I love the Yaddo. A quintessentially Saratoga race, it’s named for the artists’ colony that lies just east of the track, so close that residents can (allegedly) hear the race calls. While the mansion is off limits to the public, visitors can wander the grounds and the gardens free of charge. I’ve whiled away many a sunny afternoon there with a book.
The Yaddo Handicap did all it could last year to ruin every positive association I have with Yaddo the artists’ colony. One of my favorite mares, Sabellina, was entered, running while in foal to Pulpit; she’d won the race in 2004 and was second in 2006, and she was a sentimental choice, though she hadn’t been in form in some time and I knew that the bet was ill-advised. Shortly before the race, I was invited to the paddock, and knowing that it was likely her last race, I surrendered some last-minute handicapping time for this opportunity, and I bet the race with about twenty-five minutes to post. There were a lot of horses in the race that I liked, and having been on a dreadful losing streak last year, I needed to economize on my betting, so at the last moment I threw out Latitude Forty, a filly I liked a lot and who was being ridden by Kent Desormeaux, virtually unbeatable last summer.

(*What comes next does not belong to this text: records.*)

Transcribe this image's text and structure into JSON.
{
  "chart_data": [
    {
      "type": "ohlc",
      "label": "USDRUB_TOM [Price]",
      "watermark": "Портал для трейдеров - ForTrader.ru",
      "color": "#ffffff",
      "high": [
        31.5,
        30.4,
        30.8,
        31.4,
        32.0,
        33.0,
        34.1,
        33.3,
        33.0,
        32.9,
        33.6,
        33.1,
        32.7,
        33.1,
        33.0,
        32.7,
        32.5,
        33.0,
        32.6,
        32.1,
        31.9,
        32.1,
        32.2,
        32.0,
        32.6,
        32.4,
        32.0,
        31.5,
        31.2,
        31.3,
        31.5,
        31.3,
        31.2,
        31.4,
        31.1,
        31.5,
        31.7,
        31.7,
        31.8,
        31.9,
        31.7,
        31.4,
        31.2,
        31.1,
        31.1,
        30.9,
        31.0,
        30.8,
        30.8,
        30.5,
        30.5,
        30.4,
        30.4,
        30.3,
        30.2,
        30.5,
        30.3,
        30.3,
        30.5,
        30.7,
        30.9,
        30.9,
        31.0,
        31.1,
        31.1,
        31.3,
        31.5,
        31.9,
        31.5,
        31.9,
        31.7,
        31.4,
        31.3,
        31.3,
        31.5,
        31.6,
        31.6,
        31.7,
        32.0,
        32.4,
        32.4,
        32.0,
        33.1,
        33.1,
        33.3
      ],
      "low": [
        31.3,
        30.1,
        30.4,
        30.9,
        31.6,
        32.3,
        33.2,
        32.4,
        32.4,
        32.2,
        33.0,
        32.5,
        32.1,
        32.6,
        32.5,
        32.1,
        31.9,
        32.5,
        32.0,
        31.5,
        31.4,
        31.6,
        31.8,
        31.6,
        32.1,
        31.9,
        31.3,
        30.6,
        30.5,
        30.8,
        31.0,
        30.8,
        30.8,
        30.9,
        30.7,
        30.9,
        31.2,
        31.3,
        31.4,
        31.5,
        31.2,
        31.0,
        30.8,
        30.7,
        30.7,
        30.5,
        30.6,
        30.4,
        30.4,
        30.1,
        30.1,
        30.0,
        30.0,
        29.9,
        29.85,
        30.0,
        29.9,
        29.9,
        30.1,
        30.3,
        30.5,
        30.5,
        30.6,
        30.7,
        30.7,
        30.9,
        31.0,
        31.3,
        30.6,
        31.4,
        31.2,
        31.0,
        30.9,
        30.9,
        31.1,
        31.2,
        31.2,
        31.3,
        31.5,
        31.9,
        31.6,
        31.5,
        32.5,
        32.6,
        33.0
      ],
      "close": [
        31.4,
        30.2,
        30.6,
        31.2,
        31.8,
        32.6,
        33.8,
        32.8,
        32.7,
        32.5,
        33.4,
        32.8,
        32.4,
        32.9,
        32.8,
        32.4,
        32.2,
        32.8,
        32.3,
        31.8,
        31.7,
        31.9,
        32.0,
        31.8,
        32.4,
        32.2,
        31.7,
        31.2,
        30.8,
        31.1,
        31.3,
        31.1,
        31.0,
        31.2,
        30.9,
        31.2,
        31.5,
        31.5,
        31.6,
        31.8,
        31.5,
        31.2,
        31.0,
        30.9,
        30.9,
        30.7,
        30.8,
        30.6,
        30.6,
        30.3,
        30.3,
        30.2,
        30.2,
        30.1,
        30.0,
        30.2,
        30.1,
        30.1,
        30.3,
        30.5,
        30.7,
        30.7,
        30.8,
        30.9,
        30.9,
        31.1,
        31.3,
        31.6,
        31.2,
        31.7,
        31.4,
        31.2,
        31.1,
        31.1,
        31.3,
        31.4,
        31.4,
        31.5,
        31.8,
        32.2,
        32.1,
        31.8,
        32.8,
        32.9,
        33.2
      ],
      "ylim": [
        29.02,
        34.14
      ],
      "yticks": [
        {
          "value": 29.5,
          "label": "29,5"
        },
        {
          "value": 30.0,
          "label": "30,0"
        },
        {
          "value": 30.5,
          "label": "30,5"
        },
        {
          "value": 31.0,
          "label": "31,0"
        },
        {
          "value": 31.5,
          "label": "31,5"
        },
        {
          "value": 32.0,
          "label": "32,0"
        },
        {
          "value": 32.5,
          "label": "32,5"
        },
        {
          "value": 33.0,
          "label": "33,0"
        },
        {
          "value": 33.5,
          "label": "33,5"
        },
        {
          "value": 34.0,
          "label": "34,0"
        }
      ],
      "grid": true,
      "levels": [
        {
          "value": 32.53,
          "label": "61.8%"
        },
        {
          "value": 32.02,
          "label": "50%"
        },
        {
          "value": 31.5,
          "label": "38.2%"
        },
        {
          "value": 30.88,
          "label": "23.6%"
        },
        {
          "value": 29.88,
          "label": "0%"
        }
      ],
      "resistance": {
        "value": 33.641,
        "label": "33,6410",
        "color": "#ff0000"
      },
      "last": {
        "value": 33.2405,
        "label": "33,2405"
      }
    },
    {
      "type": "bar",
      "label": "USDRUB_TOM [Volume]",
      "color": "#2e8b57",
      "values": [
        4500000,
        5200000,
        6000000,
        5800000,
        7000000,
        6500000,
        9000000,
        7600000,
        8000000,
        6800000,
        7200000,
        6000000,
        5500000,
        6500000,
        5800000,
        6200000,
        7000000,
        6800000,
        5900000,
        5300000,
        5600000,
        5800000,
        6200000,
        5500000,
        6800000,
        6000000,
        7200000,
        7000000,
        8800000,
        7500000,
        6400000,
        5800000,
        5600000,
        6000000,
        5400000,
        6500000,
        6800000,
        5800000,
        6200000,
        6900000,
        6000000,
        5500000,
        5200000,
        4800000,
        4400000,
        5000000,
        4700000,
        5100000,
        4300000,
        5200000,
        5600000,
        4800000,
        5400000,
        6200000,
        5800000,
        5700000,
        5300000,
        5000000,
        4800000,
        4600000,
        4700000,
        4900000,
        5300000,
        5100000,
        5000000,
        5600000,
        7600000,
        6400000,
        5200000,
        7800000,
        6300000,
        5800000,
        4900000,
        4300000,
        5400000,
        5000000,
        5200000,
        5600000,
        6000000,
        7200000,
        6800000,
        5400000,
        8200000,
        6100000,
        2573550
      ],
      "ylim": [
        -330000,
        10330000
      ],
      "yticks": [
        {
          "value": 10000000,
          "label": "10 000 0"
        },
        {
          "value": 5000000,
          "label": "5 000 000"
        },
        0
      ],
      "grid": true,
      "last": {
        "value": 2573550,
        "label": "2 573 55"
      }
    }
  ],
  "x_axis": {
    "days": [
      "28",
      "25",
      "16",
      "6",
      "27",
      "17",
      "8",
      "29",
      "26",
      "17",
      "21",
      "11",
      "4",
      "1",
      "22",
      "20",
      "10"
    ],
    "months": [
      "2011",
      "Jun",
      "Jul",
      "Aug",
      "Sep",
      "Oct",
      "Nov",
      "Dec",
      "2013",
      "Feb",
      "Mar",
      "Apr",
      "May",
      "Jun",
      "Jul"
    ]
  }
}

Watching the race from the clubhouse apron, I craned my neck to catch a glimpse of Sabellina; unfortunately, I didn’t see her, and instead saw Latitude Forty come up to kill my exacta (my horses ran 2 – 3); Latitude Forty went off at 23-1 and paid $48 to win; the exacta paid $277. No, I am clearly still not over it.
But do I learn? Noooooooooo. I was smart enough to use Latitude Forty in exactas today—at measly 4 – 1 in a five-horse field, no juicy double-digits odds—but I didn’t bet her to win, so for the second year in a row, I am grumpy about the Yaddo, and it’s all Latitude Forty’s fault.
Sabellina was sold in foal to Woodford Thoroughbreds at Keeneland last November, bringing $550,000. I’ve searched in vain for information about her foal, but so far—nothing. Perhaps someone out there can fill us in? Below are a couple of photos from last summer, during morning training and in the paddock before the Yaddo:
In other filly news, on July 6th Cordilleran Ice ran third in an allowance race at Belmont; she’s not a filly I’ve followed, but I was charmed by Ed Fountaine’s account in the New York Post the next day:
FIRST RACE: In field of NY-bred fillies and mares going mile on Widener course,
Cordilleran Ice, 3-1 under Channing Hill, emerged from pack to set pace down
backside, stalked outside by Western Slang, Edgar Prado up. Around far turn,
Western Slang made her bid, little Cordilleran Ice dug in and fought back to
deep stretch, but she had little hope of holding off Western Slang, who appeared
to be twice her size.
His description of “little Cordilleran Ice” brought to life a report of a fairly non-descript Sunday afternoon race and put another horse on my radar screen. Corderilleran Ice raced yesterday, and though well-beaten after a bad break, she’s had some good finishes lately and I love the idea of this little filly fighting back against horses bigger than she. Into the watch list she goes…
Finally, tonight is the annual softball game between the jockeys and the New York State Police, held at the East Side Rec Center to benefit the Disabled Jockeys Fund and the Catie Hoch Foundation, which helps children while they are in treatment for cancer. Cost is $5 per person or $20 per family; gates open at 5:30 and race fan and clubhouse denizen Bill Parcells will throw out the ceremonial first pitch at 6:30. The game is scheduled to start at 7:00. It’s been pouring pretty much all night, though, so I have to wonder whether this will be the second cancelled charity softball game of the Saratoga season.